La petizione ha raggiunto ben 65mila firme

L’appello per salvare la ricerca italiana, lanciato dal fisico di fama mondiale Giorgio Parisi, che anche Emmausonline ha preso a cuore (leggi qui l’articolo), dopo la pubblicazione sulla prestigiosa rivista scientifica «Nature» e aver raggiunto ben 65mila firme, approda ora in Parlamento.

Detto appello, messo in rete nel febbraio scorso dal fisico della Sapienza di Roma, con il sostegno di molti scienziati tra i primi firmatari, teso a richiedere all’Unione europea di «fare pressione sul Governo italiano perché s’impegni a finanziare adeguatamente la ricerca in Italia e porti i fondi per la ricerca a un livello superiore a quello della pura sussistenza», ha avuto un importante seguito.
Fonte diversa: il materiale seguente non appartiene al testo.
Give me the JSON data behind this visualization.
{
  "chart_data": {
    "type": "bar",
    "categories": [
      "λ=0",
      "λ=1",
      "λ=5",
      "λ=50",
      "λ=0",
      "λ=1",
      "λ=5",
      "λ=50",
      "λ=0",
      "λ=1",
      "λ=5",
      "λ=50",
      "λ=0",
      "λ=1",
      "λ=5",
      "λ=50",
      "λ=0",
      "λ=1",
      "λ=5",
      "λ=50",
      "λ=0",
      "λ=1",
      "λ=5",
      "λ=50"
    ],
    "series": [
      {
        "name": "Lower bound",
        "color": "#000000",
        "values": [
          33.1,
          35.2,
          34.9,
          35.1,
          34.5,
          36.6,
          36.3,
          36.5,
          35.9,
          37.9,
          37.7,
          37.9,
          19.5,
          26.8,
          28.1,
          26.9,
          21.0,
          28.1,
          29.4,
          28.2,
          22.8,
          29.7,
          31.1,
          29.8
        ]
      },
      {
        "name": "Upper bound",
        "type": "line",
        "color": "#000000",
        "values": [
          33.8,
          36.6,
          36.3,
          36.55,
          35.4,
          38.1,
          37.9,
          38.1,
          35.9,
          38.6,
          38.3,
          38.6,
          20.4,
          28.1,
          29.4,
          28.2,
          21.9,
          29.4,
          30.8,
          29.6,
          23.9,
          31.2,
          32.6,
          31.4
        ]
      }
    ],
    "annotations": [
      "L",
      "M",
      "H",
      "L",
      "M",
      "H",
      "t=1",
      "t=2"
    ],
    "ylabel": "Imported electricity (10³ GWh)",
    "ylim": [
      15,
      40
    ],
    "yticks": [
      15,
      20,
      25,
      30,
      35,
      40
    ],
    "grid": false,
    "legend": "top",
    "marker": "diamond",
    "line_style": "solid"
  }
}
Così informa una nota, rilasciata dal gruppo parlamentare di Sinistra italiana che, richiamando l’appello di Parisi, mediante una mozione ha fatto richiesta «al Governo italiano di impegnarsi per rilanciare, con la massima urgenza, il comparto delle ricerca italiana, attraverso l’immediato varo dell’annunciato Programma nazionale per la ricerca 2015-2020 e l’elevazione dell’attuale spesa per investimenti in Ricerca e Sviluppo ad un livello pari al 3 per cento del Prodotto Interno Lordo». I parlamentari chiedono, inoltre, che venga istituita un’apposita Agenzia per la ricerca scientifica, in seno alla Presidenza del Consiglio, con lo specifico compito di «superare l’attuale sistema burocratizzato e frammentato di assegnazione delle risorse» e di rappresentare «un organismo di stimolo, di rinnovamento e di qualificazione della ricerca scientifica italiana», così da «riassumere in una sola sede tutte le risorse destinate al settore».